4.) The fourth post mentions facts that prove the bigots wrong. Polish peasants are entirely capable of ethical behavior.

5.) The fifth post points out that Polish moral leaders responded appropriately to atrocity. Polonia has not adequately communicated their story, and their efforts have been all but forgotten.


What's all this theorizing got to do with Polish-Jewish relations and the Brute Polak stereotype?

We hear evidence of a belief in universal human progress when people say things like "There is STILL anti-Semitism in the world."

Well, of course there is. People hate. People hated thousands of years ago, and they will hate thousands of years into the future, if humans are still around then. Contrary to the belief of universal human progress, there is no unseen hand that makes humanity a kinder species in 2012 than it was in the First Century, when Romans crucified thousands of Jews.

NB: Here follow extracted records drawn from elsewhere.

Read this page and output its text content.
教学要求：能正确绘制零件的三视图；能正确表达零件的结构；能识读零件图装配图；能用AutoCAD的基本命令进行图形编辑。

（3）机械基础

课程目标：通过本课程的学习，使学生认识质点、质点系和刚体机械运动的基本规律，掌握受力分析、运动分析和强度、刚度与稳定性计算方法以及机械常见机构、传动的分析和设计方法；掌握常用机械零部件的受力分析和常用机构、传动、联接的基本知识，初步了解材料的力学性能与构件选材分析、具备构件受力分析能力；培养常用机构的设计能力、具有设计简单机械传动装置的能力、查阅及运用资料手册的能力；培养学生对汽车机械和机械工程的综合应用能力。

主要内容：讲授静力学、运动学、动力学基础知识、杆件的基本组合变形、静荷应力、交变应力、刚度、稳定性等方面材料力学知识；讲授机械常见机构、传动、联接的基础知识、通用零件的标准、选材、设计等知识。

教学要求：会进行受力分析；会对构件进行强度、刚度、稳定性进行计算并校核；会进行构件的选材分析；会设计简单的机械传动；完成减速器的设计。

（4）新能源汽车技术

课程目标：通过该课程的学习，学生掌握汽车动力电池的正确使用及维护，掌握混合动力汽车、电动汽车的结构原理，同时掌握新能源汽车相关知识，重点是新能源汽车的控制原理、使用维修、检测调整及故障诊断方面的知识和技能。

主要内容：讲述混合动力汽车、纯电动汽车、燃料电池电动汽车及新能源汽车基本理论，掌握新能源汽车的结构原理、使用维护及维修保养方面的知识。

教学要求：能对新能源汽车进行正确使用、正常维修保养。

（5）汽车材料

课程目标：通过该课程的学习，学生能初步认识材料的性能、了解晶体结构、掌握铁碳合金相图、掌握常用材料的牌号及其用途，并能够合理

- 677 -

We can hear evidence of a belief system in universal human progress when people say that "EDUCATION is the answer." In fact, many top Nazis were highly formally educated, and many peasants, who had only traditional, home-based education, were rescuers of Jews.

We hear evidence of a belief in universal human progress when people call sadistic killers "savages," "animals," "peasants," or "barbarians" In fact, animals don't engage in the mindless, pointless torture that humans do, and while some primitive peoples do engage in torture, not all do.

We hear evidence of a belief in universal human progress when people use the words "medieval," "The Middle Ages," or "The Dark Ages" to talk about atrocity. In fact, in Poland, anyway, the Middle Ages were not a time of significant religious persecution, relative to other times. In subsequent centuries, Poland was known as a "state without stakes" and a "haven for heretics."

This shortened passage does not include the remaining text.